Hukuksuzlukların çok fazla yer edindiği ülkemizde, şüphesiz ki açılan davaların sayısı da bir o kadar fazla oluyor. Çünkü hukuka aykırı olan her davranış karşısında hukukun yerine getirilmesini sağlamayı amaçlayan bir hareket oluşturuyor. İşte odamız da, hiçbir maddi menfaat gözetmeden hukuksuzlukların önüne geçmek amacıyla geçmişten bugüne kadar vermiş olduğu amansız mücadeleyi sürdürüyor. Odamızca idare aleyhine açılmış olup halen
devam etmekte olan altmıştan fazla dava bulunuyor. Aslında bu davalardan her
birinin konusu başlı başına bir makaleyi dolduracak kapasitede, hatta bazıları tek başına kitap olacak nitelikte ama köşemiz sınırlı olduğundan sadece genel olarak bilgi vermekle yetinmek zorundayız.

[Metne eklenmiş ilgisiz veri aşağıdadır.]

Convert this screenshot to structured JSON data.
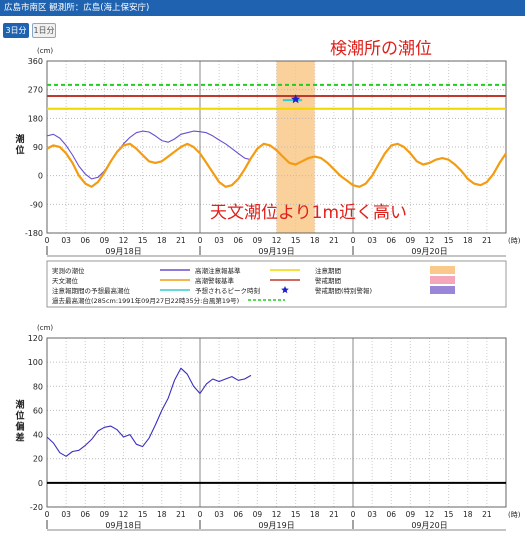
{
  "header": {
    "title": "広島市南区 観測所：広島(海上保安庁)"
  },
  "tabs": [
    {
      "label": "3日分"
    },
    {
      "label": "1日分"
    }
  ],
  "colors": {
    "header": "#1f63b0"
  },
  "chart_data": [
    {
      "type": "line",
      "title": "",
      "unit": "(cm)",
      "ylabel": "潮位",
      "xlabel": "(時)",
      "ylim": [
        -180,
        360
      ],
      "yticks": [
        -180,
        -90,
        0,
        90,
        180,
        270,
        360
      ],
      "xlim": [
        0,
        72
      ],
      "xtick_labels": [
        "0",
        "03",
        "06",
        "09",
        "12",
        "15",
        "18",
        "21",
        "0",
        "03",
        "06",
        "09",
        "12",
        "15",
        "18",
        "21",
        "0",
        "03",
        "06",
        "09",
        "12",
        "15",
        "18",
        "21"
      ],
      "date_labels": [
        {
          "text": "09月18日",
          "x": 12
        },
        {
          "text": "09月19日",
          "x": 36
        },
        {
          "text": "09月20日",
          "x": 60
        }
      ],
      "series": [
        {
          "name": "実測の潮位",
          "color": "#6a4fd0",
          "x": [
            0,
            1,
            2,
            3,
            4,
            5,
            6,
            7,
            8,
            9,
            10,
            11,
            12,
            13,
            14,
            15,
            16,
            17,
            18,
            19,
            20,
            21,
            22,
            23,
            24,
            25,
            26,
            27,
            28,
            29,
            30,
            31,
            32
          ],
          "y": [
            125,
            130,
            118,
            95,
            65,
            30,
            5,
            -10,
            -5,
            15,
            45,
            75,
            100,
            120,
            135,
            140,
            137,
            125,
            110,
            105,
            115,
            130,
            135,
            140,
            138,
            135,
            125,
            112,
            100,
            85,
            70,
            55,
            50
          ]
        },
        {
          "name": "天文潮位",
          "color": "#f39c12",
          "x": [
            0,
            1,
            2,
            3,
            4,
            5,
            6,
            7,
            8,
            9,
            10,
            11,
            12,
            13,
            14,
            15,
            16,
            17,
            18,
            19,
            20,
            21,
            22,
            23,
            24,
            25,
            26,
            27,
            28,
            29,
            30,
            31,
            32,
            33,
            34,
            35,
            36,
            37,
            38,
            39,
            40,
            41,
            42,
            43,
            44,
            45,
            46,
            47,
            48,
            49,
            50,
            51,
            52,
            53,
            54,
            55,
            56,
            57,
            58,
            59,
            60,
            61,
            62,
            63,
            64,
            65,
            66,
            67,
            68,
            69,
            70,
            71,
            72
          ],
          "y": [
            85,
            95,
            90,
            70,
            40,
            0,
            -25,
            -35,
            -20,
            10,
            45,
            75,
            95,
            100,
            85,
            65,
            45,
            40,
            45,
            60,
            75,
            90,
            100,
            90,
            70,
            40,
            10,
            -20,
            -35,
            -30,
            -10,
            20,
            55,
            85,
            100,
            95,
            80,
            60,
            40,
            35,
            45,
            55,
            60,
            55,
            40,
            20,
            0,
            -15,
            -30,
            -35,
            -25,
            0,
            35,
            70,
            95,
            100,
            90,
            70,
            45,
            35,
            40,
            50,
            55,
            50,
            35,
            15,
            -10,
            -25,
            -30,
            -20,
            5,
            40,
            70
          ]
        },
        {
          "name": "高潮注意報基準",
          "color": "#f2d600",
          "y_const": 210
        },
        {
          "name": "高潮警報基準",
          "color": "#c0392b",
          "y_const": 250
        },
        {
          "name": "過去最高潮位(285cm:1991年09月27日22時35分:台風第19号)",
          "color": "#22cc22",
          "dash": true,
          "y_const": 285
        },
        {
          "name": "注意報期間の予想最高潮位",
          "color": "#33cccc",
          "y_const": 237,
          "x_range": [
            37,
            40
          ]
        },
        {
          "name": "予想されるピーク時刻",
          "color": "#1f1fcc",
          "marker": "star",
          "x": 39,
          "y": 240
        }
      ],
      "bands": [
        {
          "name": "注意期間",
          "color": "#f9c88a",
          "x_range": [
            36,
            42
          ]
        }
      ],
      "annotations": [
        {
          "text": "検潮所の潮位",
          "color": "#e0201b"
        },
        {
          "text": "天文潮位より1m近く高い",
          "color": "#e0201b"
        }
      ],
      "legend": [
        {
          "label": "実測の潮位",
          "kind": "line",
          "color": "#6a4fd0"
        },
        {
          "label": "高潮注意報基準",
          "kind": "line",
          "color": "#f2d600"
        },
        {
          "label": "注意期間",
          "kind": "box",
          "color": "#f9c88a"
        },
        {
          "label": "天文潮位",
          "kind": "line",
          "color": "#f39c12"
        },
        {
          "label": "高潮警報基準",
          "kind": "line",
          "color": "#c0392b"
        },
        {
          "label": "警戒期間",
          "kind": "box",
          "color": "#f4a7b9"
        },
        {
          "label": "注意報期間の予想最高潮位",
          "kind": "line",
          "color": "#33cccc"
        },
        {
          "label": "予想されるピーク時刻",
          "kind": "star",
          "color": "#1f1fcc"
        },
        {
          "label": "警戒期間(特別警報)",
          "kind": "box",
          "color": "#9a86d6"
        },
        {
          "label": "過去最高潮位(285cm:1991年09月27日22時35分:台風第19号)",
          "kind": "dash",
          "color": "#22cc22"
        }
      ]
    },
    {
      "type": "line",
      "title": "",
      "unit": "(cm)",
      "ylabel": "潮位偏差",
      "xlabel": "(時)",
      "ylim": [
        -20,
        120
      ],
      "yticks": [
        -20,
        0,
        20,
        40,
        60,
        80,
        100,
        120
      ],
      "xlim": [
        0,
        72
      ],
      "xtick_labels": [
        "0",
        "03",
        "06",
        "09",
        "12",
        "15",
        "18",
        "21",
        "0",
        "03",
        "06",
        "09",
        "12",
        "15",
        "18",
        "21",
        "0",
        "03",
        "06",
        "09",
        "12",
        "15",
        "18",
        "21"
      ],
      "date_labels": [
        {
          "text": "09月18日",
          "x": 12
        },
        {
          "text": "09月19日",
          "x": 36
        },
        {
          "text": "09月20日",
          "x": 60
        }
      ],
      "series": [
        {
          "name": "潮位偏差",
          "color": "#3a2fbf",
          "x": [
            0,
            1,
            2,
            3,
            4,
            5,
            6,
            7,
            8,
            9,
            10,
            11,
            12,
            13,
            14,
            15,
            16,
            17,
            18,
            19,
            20,
            21,
            22,
            23,
            24,
            25,
            26,
            27,
            28,
            29,
            30,
            31,
            32
          ],
          "y": [
            38,
            33,
            25,
            22,
            26,
            27,
            31,
            36,
            43,
            46,
            47,
            44,
            38,
            40,
            32,
            30,
            37,
            48,
            60,
            70,
            85,
            95,
            90,
            80,
            74,
            82,
            86,
            84,
            86,
            88,
            85,
            86,
            89
          ]
        },
        {
          "name": "0",
          "color": "#000000",
          "y_const": 0
        }
      ]
    }
  ]
}
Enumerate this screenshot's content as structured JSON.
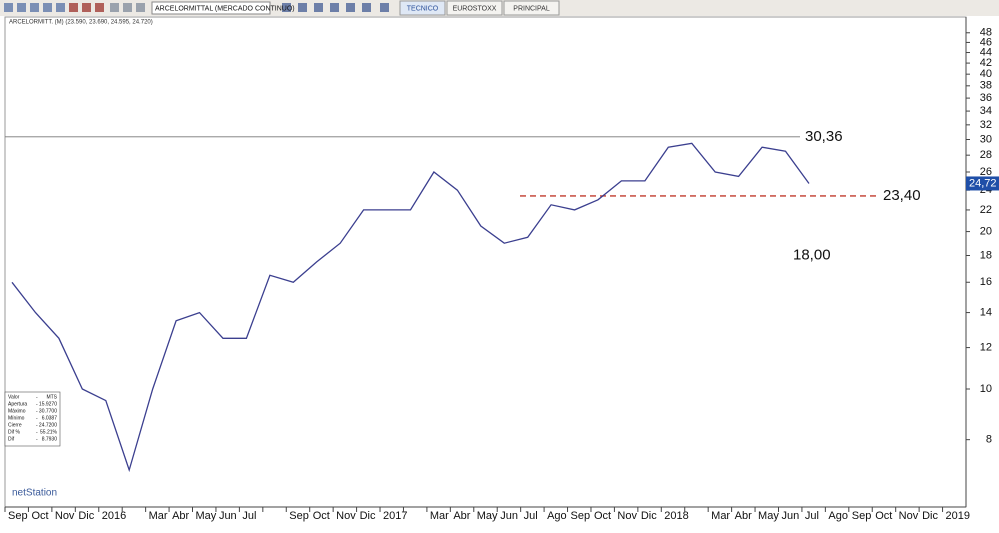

Öncelikle yakın zamanda sonuçlanan İstanbul Büyükşehir Belediyesinin İçme Suyu Havzalarının Korunması Hakkında Yönetmeliğine ilişkin davadan söz etmek istiyorum. Yönetmeliğin amacı içmesuyu havzalarını korumak. Tabidir ki, içme suyu havzalarını korumaktan söz edince, bu amaçla çıkan bir yönetmeliğin örneğin havzalardaki yapılaşma oranını azaltması gerekir diye düşünmüşsünüzdür. Ne yazık ki, düşündüğünüz gibi değil, yönetmelik, içme suyu havzalarını korumak bir yana, içeriğinde havzaların daha fazla
kirlenmesine sebep olacak hükümleri barındırıyordu, gerçekten havzalardaki yapılaşma oranını arttırıyor, üstüne üstelik kamuoyu havzalardaki kaçak yapıların kaldırılmasını beklerken yönetmelik kaçak yapılara yasal nitelik kazandırıyor ve daha bunun gibi bir sürü neden. Ancak sevinerek söylüyorum ki, açmış olduğumuz dava kabul edildi ve yönetmeliğin iptaline karar verildi. Kararı davalı belediye temyiz etti. Temyiz incelemesi devam ediyor.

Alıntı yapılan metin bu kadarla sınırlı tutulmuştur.